The only risk is if Brady falls off a cliff in the next year. Belichick always plays the odds. Are the odds good that Brady will soon be washed up? No. So they had to stick with Brady. They could have traded him like so many other franchise icons, but the difference here is that in the player valuation model, all of those guys — Lawyer Milloy, Adam Vinatieri, Richard Seymour, Logan Mankins, Chandler Jones, Jamie Collins — were not going to be worth the money or you couldn’t count on them playing to their contract.
Brady will, and we’ve been saying this forever: Brady’s contract has always been the biggest x-factor in all of this. Brady’s cap number the past two years has been around $14 million (his average cash is also right in the middle of the pack). It’s set to jump to $22 million next season, but that almost certainly will be taken care of. The Patriots know Brady will play ball on his contract — Robert Kraft put it to Brady in the past, and he agreed to do it — and, unlike his former teammates, he will outplay that contract.

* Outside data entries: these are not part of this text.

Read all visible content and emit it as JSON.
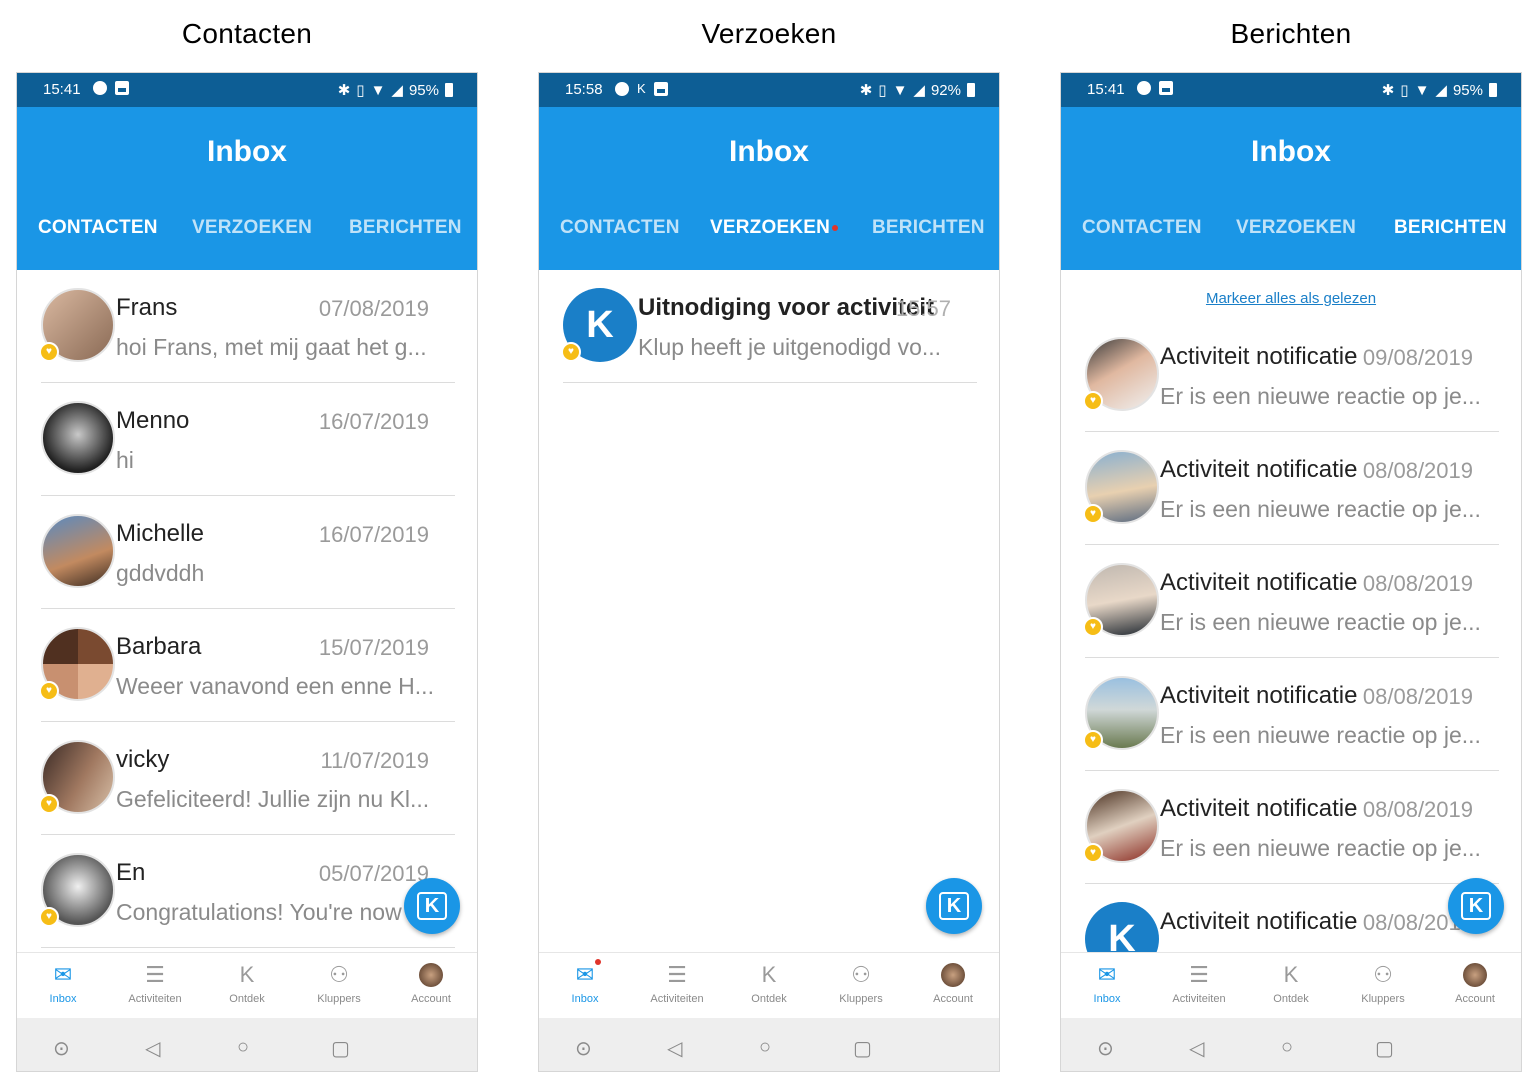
{
  "panels": [
    {
      "heading": "Contacten",
      "status": {
        "time": "15:41",
        "battery": "95%"
      },
      "app_title": "Inbox",
      "tabs": [
        {
          "label": "CONTACTEN",
          "active": true
        },
        {
          "label": "VERZOEKEN",
          "active": false
        },
        {
          "label": "BERICHTEN",
          "active": false
        }
      ],
      "rows": [
        {
          "name": "Frans",
          "date": "07/08/2019",
          "preview": "hoi Frans, met mij gaat het g..."
        },
        {
          "name": "Menno",
          "date": "16/07/2019",
          "preview": "hi"
        },
        {
          "name": "Michelle",
          "date": "16/07/2019",
          "preview": "gddvddh"
        },
        {
          "name": "Barbara",
          "date": "15/07/2019",
          "preview": "Weeer vanavond een enne H..."
        },
        {
          "name": "vicky",
          "date": "11/07/2019",
          "preview": "Gefeliciteerd! Jullie zijn nu Kl..."
        },
        {
          "name": "En",
          "date": "05/07/2019",
          "preview": "Congratulations! You're now"
        }
      ]
    },
    {
      "heading": "Verzoeken",
      "status": {
        "time": "15:58",
        "battery": "92%"
      },
      "app_title": "Inbox",
      "tabs": [
        {
          "label": "CONTACTEN",
          "active": false
        },
        {
          "label": "VERZOEKEN",
          "active": true
        },
        {
          "label": "BERICHTEN",
          "active": false
        }
      ],
      "rows": [
        {
          "name": "Uitnodiging voor activiteit",
          "date": "15:57",
          "preview": "Klup heeft je uitgenodigd vo..."
        }
      ]
    },
    {
      "heading": "Berichten",
      "status": {
        "time": "15:41",
        "battery": "95%"
      },
      "app_title": "Inbox",
      "mark_all_read": "Markeer alles als gelezen",
      "tabs": [
        {
          "label": "CONTACTEN",
          "active": false
        },
        {
          "label": "VERZOEKEN",
          "active": false
        },
        {
          "label": "BERICHTEN",
          "active": true
        }
      ],
      "rows": [
        {
          "name": "Activiteit notificatie",
          "date": "09/08/2019",
          "preview": "Er is een nieuwe reactie op je..."
        },
        {
          "name": "Activiteit notificatie",
          "date": "08/08/2019",
          "preview": "Er is een nieuwe reactie op je..."
        },
        {
          "name": "Activiteit notificatie",
          "date": "08/08/2019",
          "preview": "Er is een nieuwe reactie op je..."
        },
        {
          "name": "Activiteit notificatie",
          "date": "08/08/2019",
          "preview": "Er is een nieuwe reactie op je..."
        },
        {
          "name": "Activiteit notificatie",
          "date": "08/08/2019",
          "preview": "Er is een nieuwe reactie op je..."
        },
        {
          "name": "Activiteit notificatie",
          "date": "08/08/2019",
          "preview": ""
        }
      ]
    }
  ],
  "bottom_nav": [
    "Inbox",
    "Activiteiten",
    "Ontdek",
    "Kluppers",
    "Account"
  ],
  "colors": {
    "brand": "#1a96e6",
    "statusbar": "#0d5e95",
    "badge": "#f6bd16",
    "unread_dot": "#e0342a"
  }
}
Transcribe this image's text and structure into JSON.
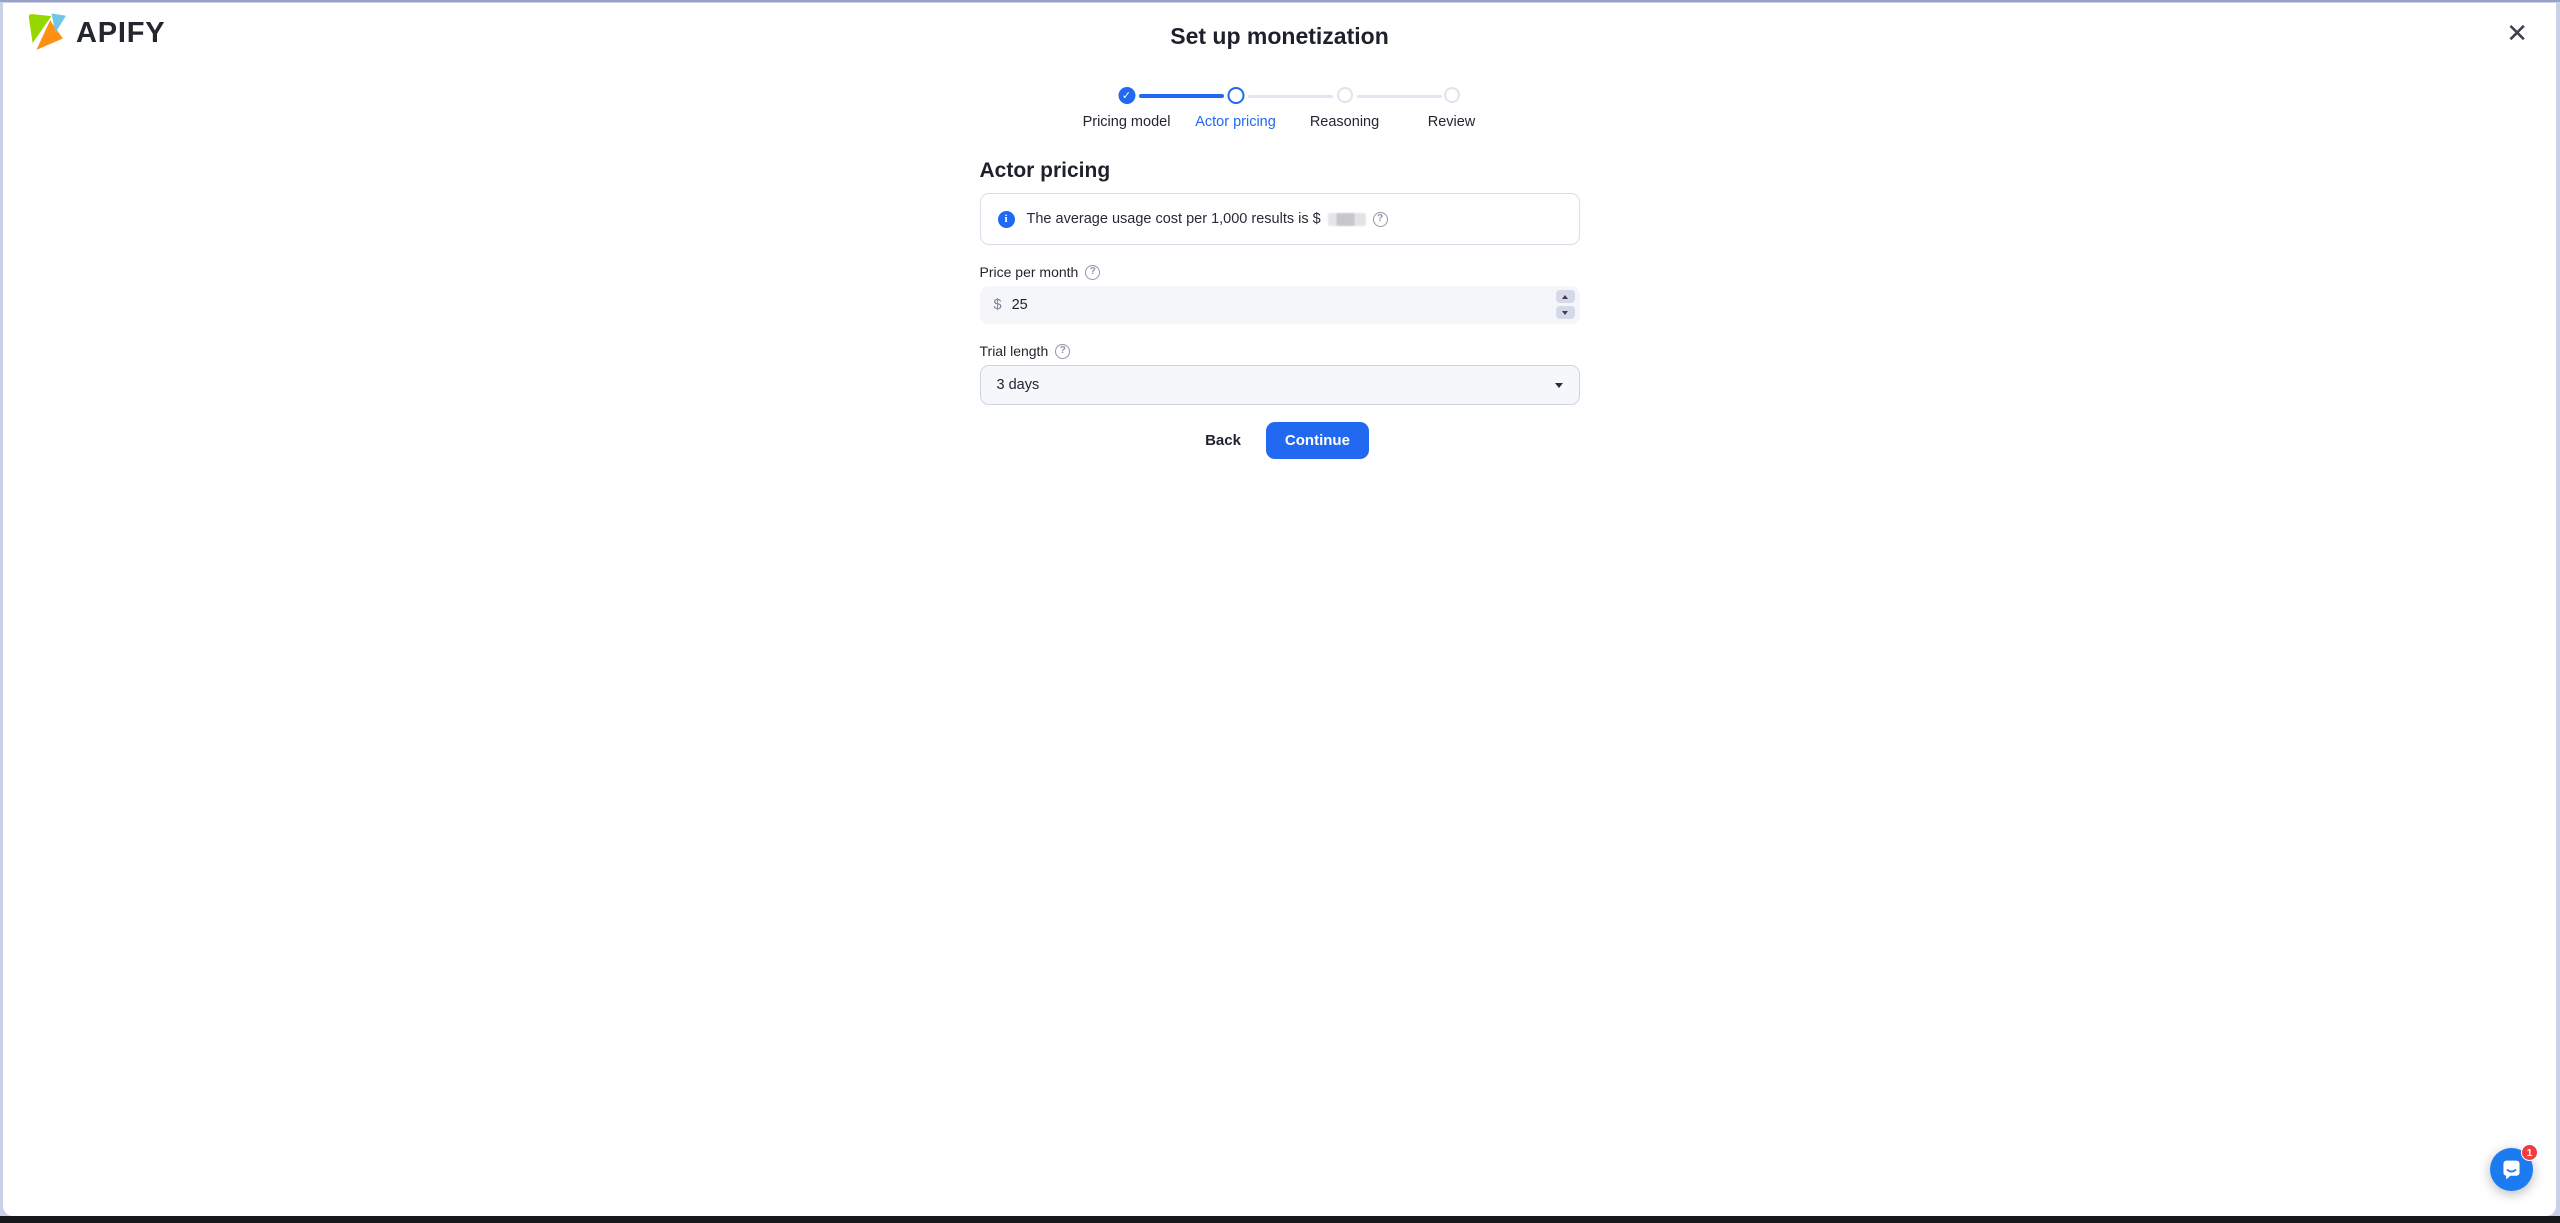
{
  "header": {
    "brand": "APIFY",
    "title": "Set up monetization",
    "close_glyph": "✕"
  },
  "stepper": {
    "steps": [
      {
        "label": "Pricing model",
        "state": "done"
      },
      {
        "label": "Actor pricing",
        "state": "active"
      },
      {
        "label": "Reasoning",
        "state": "upcoming"
      },
      {
        "label": "Review",
        "state": "upcoming"
      }
    ],
    "check_glyph": "✓"
  },
  "form": {
    "heading": "Actor pricing",
    "banner": {
      "info_glyph": "i",
      "text": "The average usage cost per 1,000 results is $",
      "value_redacted": true,
      "help_glyph": "?"
    },
    "price": {
      "label": "Price per month",
      "help_glyph": "?",
      "currency": "$",
      "value": "25"
    },
    "trial": {
      "label": "Trial length",
      "help_glyph": "?",
      "selected_option": "3 days"
    },
    "back_label": "Back",
    "continue_label": "Continue"
  },
  "chat": {
    "badge_count": "1"
  },
  "colors": {
    "accent_blue": "#2069f0",
    "chat_blue": "#1c7bf0",
    "badge_red": "#f23b3b",
    "backdrop_lavender": "#c9d0e9",
    "bottom_bar_dark": "#17181c",
    "field_bg": "#f4f6fa",
    "border": "#d9ddea",
    "text_dark": "#1e212b",
    "text_gray": "#7b8299",
    "logo_green": "#97d700",
    "logo_orange": "#ff9013",
    "logo_blue": "#71c5e8"
  }
}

They don’t know that about Garoppolo, who is in the last year of his rookie deal. If the team traded Brady, Garoppolo would be well within his rights to ask for a market contract that probably would have cost more than Brady. Garoppolo is not a fixed asset. Brady is, or as close to one as you’re going to get. When you put together the odds of a) Garoppolo playing well and, b) outplaying his contract, Brady looks even more like the sure thing for the next two years.
Yeah, it stinks that the Patriots had to deal Garoppolo, and Belichick would agree with you on that. He obviously thinks he had the next guy, but that’s just the way things worked out.
Now it’s his job to go find the next guy again. Brady put them in this position, and it’s not exactly a bad spot to be in.